When it comes to medical practice, there are two main schools of thought.
The first is the tradition that medicine is an art and practice of science, but there is also a growing number of medical schools that believe in the “scientific method.”
It is this idea that doctors should not only use scientific methods but also that they should adhere to the most basic tenets of medicine, and that they must take care of themselves first.
This tradition is known as the “medical school” view of medicine.
But for many of the medical practitioners, the more traditional approach is better, as well.
The second is the “practical view” view.
This school of thought believes that medicine can be done and practiced according to the patient’s needs, and even if the doctor does not follow all of the principles, they should not neglect the patient.

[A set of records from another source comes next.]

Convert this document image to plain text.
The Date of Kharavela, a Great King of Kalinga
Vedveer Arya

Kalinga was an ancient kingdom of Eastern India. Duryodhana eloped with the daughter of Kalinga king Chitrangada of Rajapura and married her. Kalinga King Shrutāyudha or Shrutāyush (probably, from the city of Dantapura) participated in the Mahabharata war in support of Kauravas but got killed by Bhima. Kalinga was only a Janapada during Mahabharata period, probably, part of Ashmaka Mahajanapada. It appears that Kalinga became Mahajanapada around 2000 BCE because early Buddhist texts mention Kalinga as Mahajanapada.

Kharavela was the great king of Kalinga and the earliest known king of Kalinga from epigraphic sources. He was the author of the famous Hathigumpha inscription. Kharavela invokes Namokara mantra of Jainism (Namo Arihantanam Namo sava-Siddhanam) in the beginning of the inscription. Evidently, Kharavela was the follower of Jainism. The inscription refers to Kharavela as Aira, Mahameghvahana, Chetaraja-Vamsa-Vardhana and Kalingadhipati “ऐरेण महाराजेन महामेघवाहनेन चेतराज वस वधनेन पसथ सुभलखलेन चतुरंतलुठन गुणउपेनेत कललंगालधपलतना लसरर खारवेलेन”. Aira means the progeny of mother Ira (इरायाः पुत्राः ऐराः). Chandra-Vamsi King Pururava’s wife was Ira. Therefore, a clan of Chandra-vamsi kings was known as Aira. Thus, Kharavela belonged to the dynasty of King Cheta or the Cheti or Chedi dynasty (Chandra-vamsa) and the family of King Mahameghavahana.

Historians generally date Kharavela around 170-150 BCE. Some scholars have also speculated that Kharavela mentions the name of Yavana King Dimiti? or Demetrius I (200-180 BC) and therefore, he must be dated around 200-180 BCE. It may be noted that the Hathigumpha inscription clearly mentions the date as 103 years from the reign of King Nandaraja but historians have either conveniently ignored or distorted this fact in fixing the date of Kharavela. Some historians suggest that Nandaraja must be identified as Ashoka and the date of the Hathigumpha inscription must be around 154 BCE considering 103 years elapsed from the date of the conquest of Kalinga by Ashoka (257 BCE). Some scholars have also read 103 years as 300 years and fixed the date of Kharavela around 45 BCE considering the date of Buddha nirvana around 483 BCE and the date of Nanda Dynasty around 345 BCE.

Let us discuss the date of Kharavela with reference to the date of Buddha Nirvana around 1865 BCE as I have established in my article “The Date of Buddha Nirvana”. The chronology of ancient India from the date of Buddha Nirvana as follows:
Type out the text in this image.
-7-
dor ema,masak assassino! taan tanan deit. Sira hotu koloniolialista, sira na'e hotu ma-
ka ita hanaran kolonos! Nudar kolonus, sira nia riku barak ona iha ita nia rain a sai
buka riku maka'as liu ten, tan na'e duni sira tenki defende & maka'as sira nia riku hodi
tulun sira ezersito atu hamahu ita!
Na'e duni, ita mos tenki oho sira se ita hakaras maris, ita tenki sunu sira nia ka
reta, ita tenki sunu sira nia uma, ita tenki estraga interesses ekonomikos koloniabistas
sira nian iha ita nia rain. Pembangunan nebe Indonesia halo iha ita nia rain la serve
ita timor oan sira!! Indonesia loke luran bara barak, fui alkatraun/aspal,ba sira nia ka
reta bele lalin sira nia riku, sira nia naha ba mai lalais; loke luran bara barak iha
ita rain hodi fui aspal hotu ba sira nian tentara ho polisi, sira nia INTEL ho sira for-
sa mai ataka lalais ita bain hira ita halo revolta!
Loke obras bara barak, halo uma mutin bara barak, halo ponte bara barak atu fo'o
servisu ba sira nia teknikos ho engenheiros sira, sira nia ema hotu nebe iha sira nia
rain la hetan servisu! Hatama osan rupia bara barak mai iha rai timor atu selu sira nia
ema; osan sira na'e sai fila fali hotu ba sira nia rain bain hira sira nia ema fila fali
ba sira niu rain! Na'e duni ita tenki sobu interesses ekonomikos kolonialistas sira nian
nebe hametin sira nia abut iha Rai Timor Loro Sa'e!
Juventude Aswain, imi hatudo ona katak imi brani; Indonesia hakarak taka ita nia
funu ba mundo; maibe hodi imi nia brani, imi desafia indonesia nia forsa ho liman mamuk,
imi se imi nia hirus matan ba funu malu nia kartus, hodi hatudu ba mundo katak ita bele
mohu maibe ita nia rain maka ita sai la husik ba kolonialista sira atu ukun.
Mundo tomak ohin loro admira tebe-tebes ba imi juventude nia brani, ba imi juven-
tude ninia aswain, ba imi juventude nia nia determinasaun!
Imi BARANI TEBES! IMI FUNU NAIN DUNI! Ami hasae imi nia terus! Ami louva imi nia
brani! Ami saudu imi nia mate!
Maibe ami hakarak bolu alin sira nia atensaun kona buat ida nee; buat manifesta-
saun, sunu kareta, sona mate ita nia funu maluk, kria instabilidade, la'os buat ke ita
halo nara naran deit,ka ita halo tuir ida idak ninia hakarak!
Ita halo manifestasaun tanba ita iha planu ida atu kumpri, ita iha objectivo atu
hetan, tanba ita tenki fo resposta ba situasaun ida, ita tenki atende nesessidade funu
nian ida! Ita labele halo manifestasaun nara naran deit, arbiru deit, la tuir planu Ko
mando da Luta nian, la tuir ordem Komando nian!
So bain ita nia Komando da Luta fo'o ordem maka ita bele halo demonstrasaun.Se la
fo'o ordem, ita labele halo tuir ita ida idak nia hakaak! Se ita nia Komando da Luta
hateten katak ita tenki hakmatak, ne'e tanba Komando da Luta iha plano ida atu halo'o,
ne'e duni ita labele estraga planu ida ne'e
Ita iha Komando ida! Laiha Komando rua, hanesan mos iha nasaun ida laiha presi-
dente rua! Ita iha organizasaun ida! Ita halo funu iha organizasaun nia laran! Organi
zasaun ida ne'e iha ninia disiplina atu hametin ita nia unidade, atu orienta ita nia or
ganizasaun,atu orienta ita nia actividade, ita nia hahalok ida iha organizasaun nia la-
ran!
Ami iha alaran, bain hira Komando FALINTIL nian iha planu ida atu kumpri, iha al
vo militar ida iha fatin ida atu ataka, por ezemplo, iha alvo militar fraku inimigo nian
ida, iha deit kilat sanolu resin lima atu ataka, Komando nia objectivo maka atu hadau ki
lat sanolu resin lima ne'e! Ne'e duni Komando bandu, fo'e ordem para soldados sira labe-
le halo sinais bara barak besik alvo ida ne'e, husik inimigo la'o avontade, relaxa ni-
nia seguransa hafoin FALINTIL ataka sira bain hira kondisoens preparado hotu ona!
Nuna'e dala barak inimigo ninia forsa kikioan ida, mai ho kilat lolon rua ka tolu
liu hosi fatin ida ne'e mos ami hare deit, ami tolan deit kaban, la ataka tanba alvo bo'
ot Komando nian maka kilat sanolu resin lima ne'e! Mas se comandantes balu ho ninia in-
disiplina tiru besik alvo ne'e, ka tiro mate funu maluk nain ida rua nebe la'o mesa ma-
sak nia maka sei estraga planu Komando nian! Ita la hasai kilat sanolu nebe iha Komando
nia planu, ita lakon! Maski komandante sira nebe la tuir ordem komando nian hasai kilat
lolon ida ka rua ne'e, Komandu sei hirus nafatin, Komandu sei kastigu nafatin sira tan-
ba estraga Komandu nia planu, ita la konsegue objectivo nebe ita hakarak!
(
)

This view is based on the concept of “comparative advantage,” which states that the medical profession has the greatest comparative advantage in the field of medicine over other professions, as opposed to the more scientific “dynamic advantage” that is seen in the private practice.
In this view, the practice of medicine is not necessarily the best way to treat a patient, and the best path to the best results is to avoid unnecessary medical interventions, especially when those interventions are not effective.
The “comparable advantage” theory is widely accepted in the medical world, and has been the guiding force behind the medical school view of practice.
According to this view of medical practice in general, physicians should focus on the patient and his or her needs and goals, rather than the medical procedure itself.
As an example of this principle, Dr. Stephen Kasten, MD, a professor of medicine at the University of Minnesota School of Medicine, explains that it is better to treat an allergic reaction than to treat the patient with an allergy.
In addition, Dr Kastan explains that a person should not be pressured into using an unnecessary and potentially dangerous procedure.
In an interview with ABC News, Dr Stephen Kosten explains how his views on medical practice have changed over the years.